Washington County from an 1865 map. |
The idea that there
were those in the South who were not supportive of the Confederate cause was
evident early on in the historiography of the time period. Edward Pollard,
writing in The Lost Cause in 1867,
mentions "a certain Union party in some of the States of the
Confederacy," and then comes down hard Governor Brown of Georgia. Joseph
Denny, Story of the Confederate States
(1898) and Henry Eaton, History of the
Southern Confederacy (1966) both make mention of Southern Unionists. (This
conversation could go on and on.) While there are undoubtedly some writers who
gloss over the discord throughout the South during the war years, everyone
understands that the South was not uniform in its support of the Confederacy,
just as Northerners were also complex and diverse.
Paykamian continues: "During the Civil War, Washington
County was a Union stronghold, much like other regions of Central Appalachia,
where plantations were few and far between in comparison to the rest of the
state." Wait... he just wrote about the "the myth of Confederate
hegemony." Are we going to now lump all plantation owners, i.e., slave
owners, as a hegemonous group fighting against the Union? That's problematic
because there was a sizable chunk of Southern slave owners who fought against
the Confederacy. Andrew Johnson owned slaves, as did T. A. R. Nelson and David
Bell. In Washington County, Thomas Reeves, Federal recruiter, owned slaves. In
fact, of all those counties in far eastern Tennessee, Washington County
contained the most slaves: 1,268.
"Washington
County, in particular, was home to just as many — if not more — Unionists as it
was to Confederates," Paykamian writes. And that may be true. But to my
knowledge, no one has ever actually tried to count the number of Union and
Confederate soldiers from Washington County. Washington County had a sizable
pro-Confederate population. When the first Tennessee vote regarding secession
was held on February 8, 1861, Washington County men cast 891 votes for
secession, while 1,353 voted against. Research has shown that Lincoln's call
for troops in April 1861 pushed many lukewarm Unionists over the edge and into
the ranks of the Southern Confederacy. Company B, 19th Tennessee Infantry,
Companies G and I, 29th Tennessee Infantry, and Company K, 63rd Tennessee
Infantry were all made up of men from Washington County. There are probably
others.
As a sign of internal dissatisfaction with Confederate
policy, Paykamian writes "In the same year of the conscription act, food
riots broke out all over the south, when hordes of hungry rioters – some armed
– ransacked stores and warehouses looking for anything to eat." Yes, food
riots did break out, but not the same year that the Conscription Act was
passed. It was passed in April 1862. The more famous food riots took place in
Salisbury, North Carolina, in March 1863; Richmond, Virginia, in April 1863;
and Burnsville, North Carolina, in April 1864. Despite much searching, I could
find no food riots in Jonesborough or Washington County.

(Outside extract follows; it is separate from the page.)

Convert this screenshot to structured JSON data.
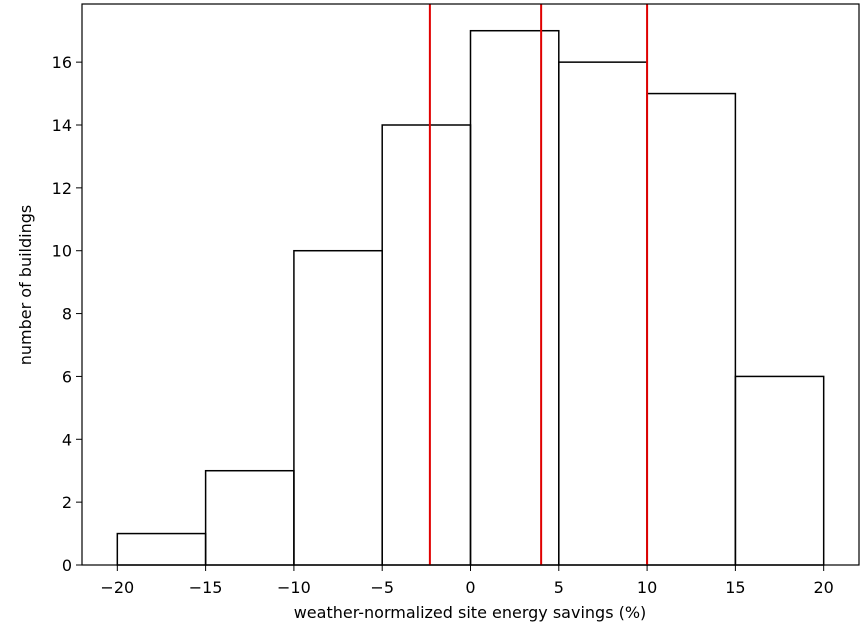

Several years ago (2001), the Washington County Historical
Association released a 1,290 page history of Washington County. In an era with
fewer and fewer county histories being written, it is a superb book. My late
friend Jim Maddox wrote the chapter on the War and Washington County. It is a
great chapter. However, it would have been great to dig a little deeper into
those numbers. Just how pro-Union was Washington County?
1 comment:
What a wonderful article Michael! Fascinating to learn this!